Canonical examples appear in monographs treating the Taylor series expansion of elementary functions, orthogonal polynomial series such as Legendre polynomial expansions discussed alongside Chebyshev polynomials, and Fourier-type expansions on domains treated by Joseph Fourier. Special-case treatments include asymptotic series for Bessel functions in the style of Friedrich Bessel, Airy function expansions connected to George Biddell Airy, and eigenfunction series for Sturm–Liouville problems aligned with work by Sturm (Charles-François Sturm) and Joseph Liouville. Other illustrative cases involve elliptic function expansions linked to Niels Henrik Abel and Carl Gustav Jacobi, and generating-function techniques reflecting methods popularized by Srinivasa Ramanujan and G. H. Hardy.
The development of the monographic tradition published by Teubner traces through 19th- and 20th-century European analysis. Key contributors whose works were carried in the Teubner catalog include editors and authors in the lineage of Felix Klein, Hermann Schwarz, Leopold Kronecker, Ernst Zermelo, Hermann Weyl, David Hilbert, Emmy Noether, Paul Ehrenfest, and Ludwig Boltzmann for mathematical physics context. Later contributors and commentators encompassed Constantin Carathéodory, Stefan Banach, Andrey Kolmogorov, Norbert Wiener, Salomon Bochner, Israel Gelfand, Elliott Lieb (Elliott H. Lieb), and Michael Reed in spectral and operator-theoretic expositions. Editors at B. G. Teubner and successor firms curated editions by authors such as Ernst Kreyszig, E. T. Whittaker, and George B. Arfken whose textbooks disseminated these series techniques.
Teubner-style expositions have been applied to boundary-value problems in potential theory treated by Pierre-Simon Laplace, spectral decompositions in quantum mechanics following Erwin Schrödinger, perturbation series in quantum field theory influenced by Paul Dirac and Richard Feynman, and scattering theory connected to Ludwig Boltzmann and John von Neumann. In fluid dynamics they inform expansions used by George Gabriel Stokes and Osborne Reynolds; in statistical mechanics they underlie cluster expansions referencing J. Willard Gibbs and Ludwig Boltzmann.
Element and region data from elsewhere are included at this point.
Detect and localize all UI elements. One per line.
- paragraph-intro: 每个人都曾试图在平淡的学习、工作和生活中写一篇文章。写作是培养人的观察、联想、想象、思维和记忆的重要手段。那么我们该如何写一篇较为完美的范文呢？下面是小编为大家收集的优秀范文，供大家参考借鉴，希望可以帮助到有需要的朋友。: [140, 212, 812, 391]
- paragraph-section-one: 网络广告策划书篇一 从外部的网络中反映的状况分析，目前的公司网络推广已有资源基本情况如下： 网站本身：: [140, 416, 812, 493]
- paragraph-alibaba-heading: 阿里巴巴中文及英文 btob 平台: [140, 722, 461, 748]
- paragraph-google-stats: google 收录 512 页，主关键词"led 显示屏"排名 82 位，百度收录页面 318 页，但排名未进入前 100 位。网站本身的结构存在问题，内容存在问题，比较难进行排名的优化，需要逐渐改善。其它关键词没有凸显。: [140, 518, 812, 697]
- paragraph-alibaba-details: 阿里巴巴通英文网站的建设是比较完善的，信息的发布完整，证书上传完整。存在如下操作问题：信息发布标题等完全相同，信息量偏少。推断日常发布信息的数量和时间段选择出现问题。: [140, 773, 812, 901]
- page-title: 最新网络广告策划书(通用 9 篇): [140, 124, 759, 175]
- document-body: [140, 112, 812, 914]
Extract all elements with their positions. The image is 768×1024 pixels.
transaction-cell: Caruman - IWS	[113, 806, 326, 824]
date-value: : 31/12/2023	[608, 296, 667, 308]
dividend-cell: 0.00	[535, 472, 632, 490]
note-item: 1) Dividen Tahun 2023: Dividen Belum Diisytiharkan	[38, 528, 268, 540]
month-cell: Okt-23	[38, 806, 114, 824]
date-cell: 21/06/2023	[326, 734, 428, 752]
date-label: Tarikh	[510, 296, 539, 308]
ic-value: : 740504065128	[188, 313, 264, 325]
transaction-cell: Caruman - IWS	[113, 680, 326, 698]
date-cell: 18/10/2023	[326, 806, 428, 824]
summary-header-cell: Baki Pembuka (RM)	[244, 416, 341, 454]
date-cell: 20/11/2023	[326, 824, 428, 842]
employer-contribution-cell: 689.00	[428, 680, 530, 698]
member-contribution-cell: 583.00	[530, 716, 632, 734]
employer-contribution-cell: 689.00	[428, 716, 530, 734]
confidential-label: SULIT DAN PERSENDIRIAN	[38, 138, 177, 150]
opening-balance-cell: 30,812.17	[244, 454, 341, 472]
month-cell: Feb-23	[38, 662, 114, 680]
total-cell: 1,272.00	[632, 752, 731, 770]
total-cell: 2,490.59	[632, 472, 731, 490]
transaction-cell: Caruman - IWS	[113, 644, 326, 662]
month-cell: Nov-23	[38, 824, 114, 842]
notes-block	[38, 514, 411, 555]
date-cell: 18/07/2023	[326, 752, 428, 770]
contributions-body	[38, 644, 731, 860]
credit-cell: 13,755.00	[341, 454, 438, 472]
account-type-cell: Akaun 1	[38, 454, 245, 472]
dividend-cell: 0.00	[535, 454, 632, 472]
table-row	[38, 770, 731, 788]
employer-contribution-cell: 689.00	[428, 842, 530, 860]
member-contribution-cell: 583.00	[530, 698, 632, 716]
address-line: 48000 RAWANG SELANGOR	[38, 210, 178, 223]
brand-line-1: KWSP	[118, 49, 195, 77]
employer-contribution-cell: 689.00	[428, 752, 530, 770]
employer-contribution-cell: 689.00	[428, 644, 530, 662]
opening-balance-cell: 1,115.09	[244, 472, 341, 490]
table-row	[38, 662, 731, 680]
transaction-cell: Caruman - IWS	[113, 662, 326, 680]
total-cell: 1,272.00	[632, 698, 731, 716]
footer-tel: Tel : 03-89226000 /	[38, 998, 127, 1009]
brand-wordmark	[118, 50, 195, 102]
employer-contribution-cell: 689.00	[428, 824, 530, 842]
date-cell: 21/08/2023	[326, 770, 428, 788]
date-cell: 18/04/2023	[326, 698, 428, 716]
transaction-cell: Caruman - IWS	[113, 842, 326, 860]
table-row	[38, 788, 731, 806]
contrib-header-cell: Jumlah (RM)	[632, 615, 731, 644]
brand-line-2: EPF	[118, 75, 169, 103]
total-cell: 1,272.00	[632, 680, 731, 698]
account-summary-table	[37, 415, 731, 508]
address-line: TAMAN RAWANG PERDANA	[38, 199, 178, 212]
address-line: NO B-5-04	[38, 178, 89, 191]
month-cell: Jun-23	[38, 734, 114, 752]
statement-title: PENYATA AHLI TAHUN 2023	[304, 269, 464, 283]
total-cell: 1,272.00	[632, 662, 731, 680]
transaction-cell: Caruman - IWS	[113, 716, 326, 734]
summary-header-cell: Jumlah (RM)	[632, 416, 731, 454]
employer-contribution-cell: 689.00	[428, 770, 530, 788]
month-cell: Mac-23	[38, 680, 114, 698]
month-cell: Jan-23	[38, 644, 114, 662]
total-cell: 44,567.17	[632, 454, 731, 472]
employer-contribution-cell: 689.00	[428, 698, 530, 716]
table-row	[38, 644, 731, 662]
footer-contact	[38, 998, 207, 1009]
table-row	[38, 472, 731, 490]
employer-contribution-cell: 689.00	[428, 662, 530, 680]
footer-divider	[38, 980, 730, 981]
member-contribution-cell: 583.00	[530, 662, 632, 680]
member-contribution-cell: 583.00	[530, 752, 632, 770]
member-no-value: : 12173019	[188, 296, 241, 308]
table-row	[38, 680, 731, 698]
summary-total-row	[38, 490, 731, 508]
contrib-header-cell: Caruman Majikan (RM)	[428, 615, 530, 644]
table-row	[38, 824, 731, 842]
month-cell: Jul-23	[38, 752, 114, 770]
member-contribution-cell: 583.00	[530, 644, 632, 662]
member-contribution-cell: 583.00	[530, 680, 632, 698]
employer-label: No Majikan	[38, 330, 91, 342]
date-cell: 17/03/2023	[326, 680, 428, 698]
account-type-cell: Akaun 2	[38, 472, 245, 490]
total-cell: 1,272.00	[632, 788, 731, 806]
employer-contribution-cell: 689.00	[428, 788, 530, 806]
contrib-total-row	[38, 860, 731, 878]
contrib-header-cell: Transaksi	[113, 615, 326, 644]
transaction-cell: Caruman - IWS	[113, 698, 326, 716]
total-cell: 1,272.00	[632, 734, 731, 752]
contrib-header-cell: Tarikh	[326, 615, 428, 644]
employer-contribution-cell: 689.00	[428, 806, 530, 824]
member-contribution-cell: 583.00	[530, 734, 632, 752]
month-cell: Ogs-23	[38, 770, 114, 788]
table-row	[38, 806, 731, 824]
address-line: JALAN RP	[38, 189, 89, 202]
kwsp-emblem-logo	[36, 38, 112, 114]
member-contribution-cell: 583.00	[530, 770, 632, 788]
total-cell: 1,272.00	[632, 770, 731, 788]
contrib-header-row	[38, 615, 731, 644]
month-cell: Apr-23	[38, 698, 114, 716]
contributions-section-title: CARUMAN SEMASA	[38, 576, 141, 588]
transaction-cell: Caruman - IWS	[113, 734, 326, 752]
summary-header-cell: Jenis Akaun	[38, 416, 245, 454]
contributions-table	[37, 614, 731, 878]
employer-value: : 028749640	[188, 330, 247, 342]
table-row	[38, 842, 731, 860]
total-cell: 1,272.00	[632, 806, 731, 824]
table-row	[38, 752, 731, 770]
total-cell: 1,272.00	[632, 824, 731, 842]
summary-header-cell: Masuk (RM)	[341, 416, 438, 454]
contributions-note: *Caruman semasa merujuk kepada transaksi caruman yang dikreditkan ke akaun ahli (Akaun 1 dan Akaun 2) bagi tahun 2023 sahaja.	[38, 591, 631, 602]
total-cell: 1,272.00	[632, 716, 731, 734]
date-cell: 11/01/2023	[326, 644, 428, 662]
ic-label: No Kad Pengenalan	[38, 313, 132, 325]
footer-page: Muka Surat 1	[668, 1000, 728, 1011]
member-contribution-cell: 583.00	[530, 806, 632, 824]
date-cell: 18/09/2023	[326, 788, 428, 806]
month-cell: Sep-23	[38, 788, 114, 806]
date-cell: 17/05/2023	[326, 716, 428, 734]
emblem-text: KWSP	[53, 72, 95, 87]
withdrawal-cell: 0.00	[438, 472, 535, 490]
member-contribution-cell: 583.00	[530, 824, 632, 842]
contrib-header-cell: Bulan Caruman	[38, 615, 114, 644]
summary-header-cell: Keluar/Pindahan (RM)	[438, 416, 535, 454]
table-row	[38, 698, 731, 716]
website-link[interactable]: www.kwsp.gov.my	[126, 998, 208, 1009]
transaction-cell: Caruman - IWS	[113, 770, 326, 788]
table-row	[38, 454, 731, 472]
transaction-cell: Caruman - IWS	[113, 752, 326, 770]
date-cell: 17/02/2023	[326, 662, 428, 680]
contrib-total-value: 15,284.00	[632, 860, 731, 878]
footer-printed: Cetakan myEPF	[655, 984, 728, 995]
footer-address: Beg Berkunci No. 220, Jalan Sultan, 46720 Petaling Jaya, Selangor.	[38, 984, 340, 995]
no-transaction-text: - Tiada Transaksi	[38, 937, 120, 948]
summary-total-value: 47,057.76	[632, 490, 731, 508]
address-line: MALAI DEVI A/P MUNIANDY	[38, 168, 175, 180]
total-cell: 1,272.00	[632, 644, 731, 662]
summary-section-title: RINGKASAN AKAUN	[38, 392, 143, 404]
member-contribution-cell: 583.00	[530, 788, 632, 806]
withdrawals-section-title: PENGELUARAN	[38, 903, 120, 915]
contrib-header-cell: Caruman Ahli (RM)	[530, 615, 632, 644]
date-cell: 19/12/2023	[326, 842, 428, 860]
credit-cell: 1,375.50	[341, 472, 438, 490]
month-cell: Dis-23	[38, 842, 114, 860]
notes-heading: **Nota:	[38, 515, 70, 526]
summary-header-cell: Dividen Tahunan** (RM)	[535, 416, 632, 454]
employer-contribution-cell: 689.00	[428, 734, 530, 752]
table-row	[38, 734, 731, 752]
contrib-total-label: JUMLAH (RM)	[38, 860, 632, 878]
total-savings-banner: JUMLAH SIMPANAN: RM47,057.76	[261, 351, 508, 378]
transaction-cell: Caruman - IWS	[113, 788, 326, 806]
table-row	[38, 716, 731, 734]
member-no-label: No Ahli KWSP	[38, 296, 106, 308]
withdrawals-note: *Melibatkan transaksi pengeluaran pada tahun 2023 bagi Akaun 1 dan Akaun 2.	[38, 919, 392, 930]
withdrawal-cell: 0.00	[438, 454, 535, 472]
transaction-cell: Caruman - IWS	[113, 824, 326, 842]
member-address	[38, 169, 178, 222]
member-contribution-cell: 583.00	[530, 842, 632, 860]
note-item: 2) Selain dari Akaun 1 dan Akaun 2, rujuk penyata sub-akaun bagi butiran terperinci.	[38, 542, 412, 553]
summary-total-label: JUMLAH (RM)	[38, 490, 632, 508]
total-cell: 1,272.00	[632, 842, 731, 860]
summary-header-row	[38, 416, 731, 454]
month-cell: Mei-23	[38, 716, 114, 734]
Techniques are also deployed in signal analysis traditions traced to André-Marie Ampère and Joseph Fourier, and in numerical analysis frameworks advanced by Carl Friedrich Gauss and John von Neumann.
Generalizations include multivariate power series treated in the spirit of Bernhard Riemann and Henri Poincaré, q-series and basic hypergeometric series linked to Gasper Rahman-style developments and to earlier work by Srinivasa Ramanujan and G. H. Hardy, and distributional expansions influenced by Laurent Schwartz and Paul Dirac. Related constructs appear in orthogonal function theory developed by André Weil, generalized eigenfunction expansions of Marshall Stone, and noncommutative series contexts connected to Alain Connes and Israel Gelfand. Contemporary treatments extend into numerical spectral methods associated with John Boyd and operator-theoretic expansions in the vein of Tosio Kato.